May
États-Unis, 2002
De Lucky McKee
Scénario : Lucky McKee
Avec : Angela Bettis, James Duval, Anna Faris, Kevin Gage, Nichole Hiltz, Jeremy Sisto
Durée : 1h34
Sortie : 10/03/2004
May est une jeune femme solitaire qui travaille dans une clinique vétérinaire. Elle n’arrive à vraiment communiquer qu’avec une poupée enfermée dans une boîte en verre que lui a offert sa mère lorsqu’elle était enfant. Elle fait la rencontre d’Adam, un mécanicien dont elle admire les belles mains. Intrigué par cette fille bizarre, il commence à sortir avec elle…
MIROIR
L’image que l’on donne aux autres et celle que l’on a de soi. L’amour, la haine qu’on lui porte. Et la création d’un modèle parfait. Dans May il y a tout cela. La quête de la jeune May n’est pas autre chose que celle de la reconnaissance. Si elle s’invente des amis de toutes pièces, c’est que son étrangeté l’empêche d’avoir une vie sociale orthodoxe. Le fétichisme lui sert de remède. Mais la normalité n’est pas toujours celle que l’on croit. La relative neutralité de May lui permet d’observer la folie et les comportements aberrants des personnages qui l’entourent. A l’image d’Adam, fan de films d’horreur qui se la joue rebelle mais est effrayé par son attitude inhabituelle. Ou de sa collègue lesbienne volage fascinée par toutes les sortes de déviances sexuelles. Ce décalage permanent de May avec son environnement, sa volonté de s’en sortir malgré tout, prêtent à sourire.
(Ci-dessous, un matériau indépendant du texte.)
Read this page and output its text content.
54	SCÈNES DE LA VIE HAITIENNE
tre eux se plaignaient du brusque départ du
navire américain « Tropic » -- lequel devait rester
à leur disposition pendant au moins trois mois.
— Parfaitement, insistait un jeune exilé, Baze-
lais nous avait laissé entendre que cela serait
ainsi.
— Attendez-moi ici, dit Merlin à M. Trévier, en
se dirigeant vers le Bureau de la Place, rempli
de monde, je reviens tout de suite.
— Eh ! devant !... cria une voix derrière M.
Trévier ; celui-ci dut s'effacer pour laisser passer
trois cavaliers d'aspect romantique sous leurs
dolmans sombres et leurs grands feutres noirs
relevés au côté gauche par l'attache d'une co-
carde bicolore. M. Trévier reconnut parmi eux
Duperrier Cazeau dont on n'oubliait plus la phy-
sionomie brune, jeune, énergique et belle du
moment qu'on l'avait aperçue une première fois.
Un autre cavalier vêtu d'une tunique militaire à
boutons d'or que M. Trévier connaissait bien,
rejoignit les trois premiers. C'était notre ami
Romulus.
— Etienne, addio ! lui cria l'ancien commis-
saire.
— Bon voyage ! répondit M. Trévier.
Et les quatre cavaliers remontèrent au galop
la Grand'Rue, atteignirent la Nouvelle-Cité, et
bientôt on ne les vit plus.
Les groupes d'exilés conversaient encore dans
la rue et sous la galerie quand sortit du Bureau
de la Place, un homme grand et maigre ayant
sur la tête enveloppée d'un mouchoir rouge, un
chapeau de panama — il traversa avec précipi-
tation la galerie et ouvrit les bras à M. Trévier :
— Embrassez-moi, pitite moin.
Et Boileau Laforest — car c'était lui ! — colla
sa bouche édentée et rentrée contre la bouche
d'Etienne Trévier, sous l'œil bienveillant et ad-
Même les situations classiques de la vie ordinaire, comme son travail d’assistante d’un drôle de vétérinaire, ne font que souligner sa différence. Ces scènes du quotidien sont toutefois inégales et ne brillent pas toujours par leur pertinence. Mais ces éléments de comédie ne sont au fond que des apparences précaires. Le personnage de May est plus inadapté qu’il n’y paraît. Et lorsque les difficultés et les désillusions s’amoncellent, son déclin n’en est que plus pénible.
REFLETS
May est un personnage passionnant, formidablement incarnée par Angela Bettis, révélation absolue. Touchante et effrayante à la fois, imprévisible et cohérente dans sa logique, on ne l’oublie pas. Cet attachement viscéral à ce personnage vient même fausser la perception qu’on peut avoir du film. Derrière la fragilité de la femme-enfant se cache un potentiel de violence déconcertant. Il s’agit probablement d’une volonté manifeste du réalisateur: les tribulations de May choquent d’autant plus que le spectateur s’est attaché à elle. C’est à ce moment que l’édifice savamment construit par Lucky McKee prend toute son ampleur. De ce paradoxe naît toute l’admiration, ou le dégoût, et parfois les deux simultanément, qu’on peut avoir pour May, le film. Susciter deux émotions aussi antagonistes relève en soi de l’exploit. L’humour noir se transforme alors en poésie macabre. La dure réalité de la vie laisse la place au fantastique. Et le rêve prend définitivement le dessus sur le monde tangible, à l’instant même où le film s’achève. Fin magnifique, mais réveil douloureux.